Anselmo Borges |
1. Um dia, num debate, perguntei ao eurodeputado Paulo Rangel sobre a crítica e até hostilidade à Igreja Católica, também no meio político, a nível europeu. Ele respondeu que essa crítica existe e que a hostilidade se estende também à Igreja ortodoxa, menos às Igrejas protestantes. Mas sublinhou: “Nunca ouvi alguém dizer mal de Jesus”.
Jesus é uma das figuras “decisivas, determinantes”, da História, como sublinhou o grande filósofo Karl Jaspers. Penso mesmo que é, quando se pensa fundo, a figura mais revolucionária. A partir da revelação de que Deus é Amor e de que todos os seres humanos valem para Deus, a ponto de o critério último que decide da salvação definitiva ser determinado pelo que se faz pelos outros nas necessidades mais imediatas, porque é a Deus, mesmo sem o saber, que se faz — “destes-me de comer, de beber, vestistes-me, foste ver-me ao hospital e à cadeia... —, independentemente do sexo, género, religião, cor, etnia, opção filosófica ou política, foi germinando a ideia da igual dignidade de todos.

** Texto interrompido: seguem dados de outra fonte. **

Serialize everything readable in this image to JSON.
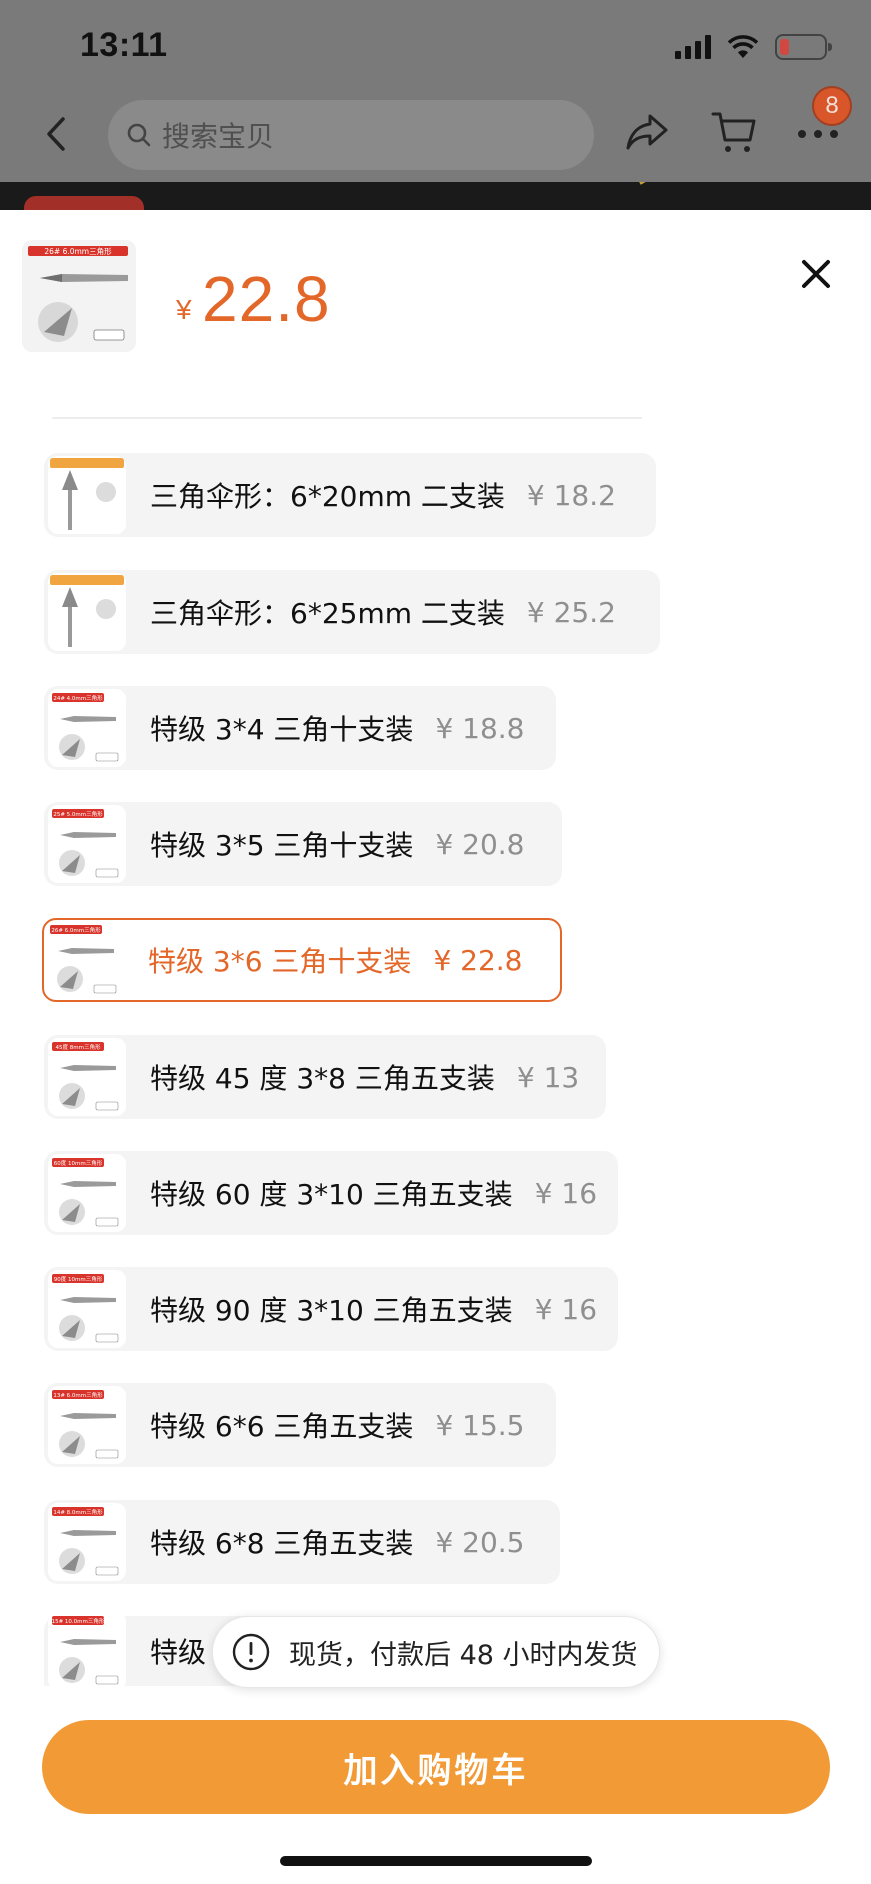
{
  "status_bar": {
    "time": "13:11"
  },
  "nav": {
    "search_placeholder": "搜索宝贝",
    "cart_badge": "8"
  },
  "header": {
    "thumb_tag": "26# 6.0mm三角形",
    "currency": "¥",
    "price": "22.8"
  },
  "options": [
    {
      "label": "三角伞形：6*20mm 二支装",
      "price": "¥ 18.2",
      "selected": false,
      "thumb_tag": ""
    },
    {
      "label": "三角伞形：6*25mm 二支装",
      "price": "¥ 25.2",
      "selected": false,
      "thumb_tag": ""
    },
    {
      "label": "特级 3*4 三角十支装",
      "price": "¥ 18.8",
      "selected": false,
      "thumb_tag": "24# 4.0mm三角形"
    },
    {
      "label": "特级 3*5 三角十支装",
      "price": "¥ 20.8",
      "selected": false,
      "thumb_tag": "25# 5.0mm三角形"
    },
    {
      "label": "特级 3*6 三角十支装",
      "price": "¥ 22.8",
      "selected": true,
      "thumb_tag": "26# 6.0mm三角形"
    },
    {
      "label": "特级 45 度 3*8 三角五支装",
      "price": "¥ 13",
      "selected": false,
      "thumb_tag": "45度 8mm三角形"
    },
    {
      "label": "特级 60 度 3*10 三角五支装",
      "price": "¥ 16",
      "selected": false,
      "thumb_tag": "60度 10mm三角形"
    },
    {
      "label": "特级 90 度 3*10 三角五支装",
      "price": "¥ 16",
      "selected": false,
      "thumb_tag": "90度 10mm三角形"
    },
    {
      "label": "特级 6*6 三角五支装",
      "price": "¥ 15.5",
      "selected": false,
      "thumb_tag": "13# 6.0mm三角形"
    },
    {
      "label": "特级 6*8 三角五支装",
      "price": "¥ 20.5",
      "selected": false,
      "thumb_tag": "14# 8.0mm三角形"
    },
    {
      "label": "特级",
      "price": "",
      "selected": false,
      "thumb_tag": "15# 10.0mm三角形"
    }
  ],
  "toast": {
    "text": "现货，付款后 48 小时内发货"
  },
  "actions": {
    "add_to_cart": "加入购物车"
  },
  "colors": {
    "accent": "#e4672a",
    "button": "#f29a36",
    "price_gray": "#8f8f8f",
    "tag_red": "#d9342b"
  },
  "icons": [
    "back-icon",
    "search-icon",
    "share-icon",
    "cart-icon",
    "more-icon",
    "close-icon",
    "alert-icon",
    "signal-icon",
    "wifi-icon",
    "battery-icon"
  ]
}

Os grandes pensadores tiveram consciência disso. O próprio conceito de pessoa apareceu no contexto dos debates teológicos à volta da compreensão da pessoa de Jesus. Hegel reflectiu bem que a consciência da liberdade, da igualdade e da dignidade veio ao mundo pelo cristianismo. Ouvi o filósofo ateu Ernst Bloch declarar: “Nenhum ser humano pode ser tratado como gado, e isso sabemo-lo pelo cristianismo”. Também escreveu: Jesus agiu como um homem “pura e simplesmente bom, algo que ainda não tinha acontecido”. Jürgen Habermas, o filósofo vivo mais influente, reflectiu que a democracia, que se expressa em eleições livres com igual valor dos votos — “um homem, um voto” —, é a transposição para a política da ideia cristã de que cada homem e cada mulher são filhos de Deus. A liberdade, a igualdade, a fraternidade assentam no Evangelho. Aliás, a consciência dos direitos humanos e a sua proclamação deram-se em contexto judaico-cristão. Onde é que nasceu a Declaração dos Direitos Humanos? Foi na China? Foi na Arábia? Mesmo se, desgraçadamente, foi e vai sendo preciso impô-la também à própria Igreja enquanto instituição... Mahatma Gandhi deixou estas palavras: Jesus “foi um dos maiores mestres da Humanidade.” “Não sei de ninguém que tenha feito mais pela Humanidade do que Jesus. De facto, nada há de mau no cristianismo.” Mas acrescentou: “O problema está em vós, os cristãos, pois não viveis em conformidade com o que ensinais.” E tem razão.